Linux Mint 20 on the Lenovo 14W

Linux Mint 20 on the Lenovo 14 W

Linux Mint recently released Linux Mint 20. I was eager to try the Cinnamon version of LM20 because I read that it came with fractional scaling built-in. You can catch up on why fractional scaling is so important to the Lenovo 14W here.

Last weekend, I installed the beta version of LM20 on the under[powered laptop. Fractional scaling was limited as the only options for the 14w were either 125% or 75%. 125% worked fine. I probably would have kept the LM20 beta on the 14W if it wasn’t for two other issues. The first issue was that for some reason there were two cursors on the screen at all times. One moved while the other just sat there in the middle of the screen. The other issue was performance. No matter what browser I used, I couldn’t run a YouTube video smoothly without dropping the resolution to below 480p.

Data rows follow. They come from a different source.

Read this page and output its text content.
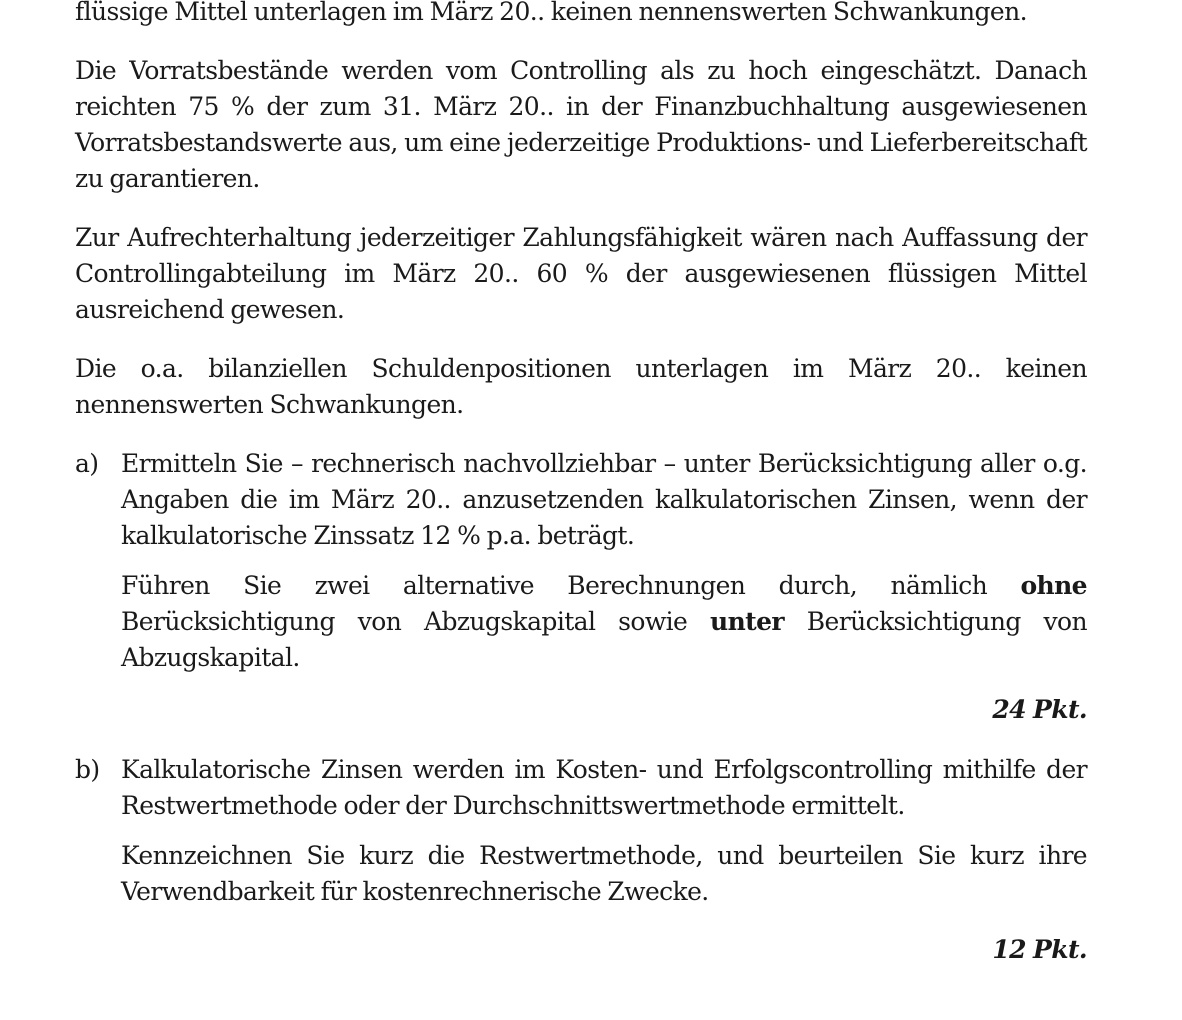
flüssige Mittel unterlagen im März 20.. keinen nennenswerten Schwankungen.

Die Vorratsbestände werden vom Controlling als zu hoch eingeschätzt. Danach reichten 75 % der zum 31. März 20.. in der Finanzbuchhaltung ausgewiesenen Vorratsbestandswerte aus, um eine jederzeitige Produktions- und Lieferbereitschaft zu garantieren.

Zur Aufrechterhaltung jederzeitiger Zahlungsfähigkeit wären nach Auffassung der Controllingabteilung im März 20.. 60 % der ausgewiesenen flüssigen Mittel ausreichend gewesen.

Die o.a. bilanziellen Schuldenpositionen unterlagen im März 20.. keinen nennenswerten Schwankungen.

a) Ermitteln Sie – rechnerisch nachvollziehbar – unter Berücksichtigung aller o.g. Angaben die im März 20.. anzusetzenden kalkulatorischen Zinsen, wenn der kalkulatorische Zinssatz 12 % p.a. beträgt.

Führen Sie zwei alternative Berechnungen durch, nämlich ohne Berücksichtigung von Abzugskapital sowie unter Berücksichtigung von Abzugskapital.

24 Pkt.
b) Kalkulatorische Zinsen werden im Kosten- und Erfolgscontrolling mithilfe der Restwertmethode oder der Durchschnittswertmethode ermittelt.

Kennzeichnen Sie kurz die Restwertmethode, und beurteilen Sie kurz ihre Verwendbarkeit für kostenrechnerische Zwecke.

12 Pkt.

This past week, Linux Mint released the final version of LM20 so I thought I’d give it another try. This time I didn’t have the cursor issue, however, fractional scaling was strangely not available.  The option was there but the button to enable it was greyed out. How is it I could enable fractional scaling on the beta but not the final version?

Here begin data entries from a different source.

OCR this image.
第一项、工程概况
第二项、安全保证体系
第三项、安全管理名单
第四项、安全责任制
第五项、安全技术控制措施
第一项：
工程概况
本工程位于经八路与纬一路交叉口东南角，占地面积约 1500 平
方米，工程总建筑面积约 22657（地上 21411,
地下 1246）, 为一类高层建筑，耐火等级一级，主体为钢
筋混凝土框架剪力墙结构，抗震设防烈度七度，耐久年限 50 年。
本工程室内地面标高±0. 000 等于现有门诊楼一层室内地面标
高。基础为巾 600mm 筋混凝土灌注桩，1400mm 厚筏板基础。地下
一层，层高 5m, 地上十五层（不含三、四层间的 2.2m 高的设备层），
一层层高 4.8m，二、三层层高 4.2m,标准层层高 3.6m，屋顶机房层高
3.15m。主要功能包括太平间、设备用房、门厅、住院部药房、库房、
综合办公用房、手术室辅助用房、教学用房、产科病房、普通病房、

Anyway, this is not a criticism about Linux Mint. The Lenovo 14W is so underpowered and graphically limited I’m sure that LM20 works fine on normal computers.

That’s not to say there isn’t a Linux distro that works fine on the 14W. I was using KDE Neon since the KDE desktop does fractional scaling well. More recently I’ve been using Kubuntu 20.04. The main difference is that I couldn’t find a way on KDE Neon to play music files on the SD Card in the Clementine music player. Depending on your use case, either KDE-based distro should work fine. Just don’t expect to be streaming any video in 4K60.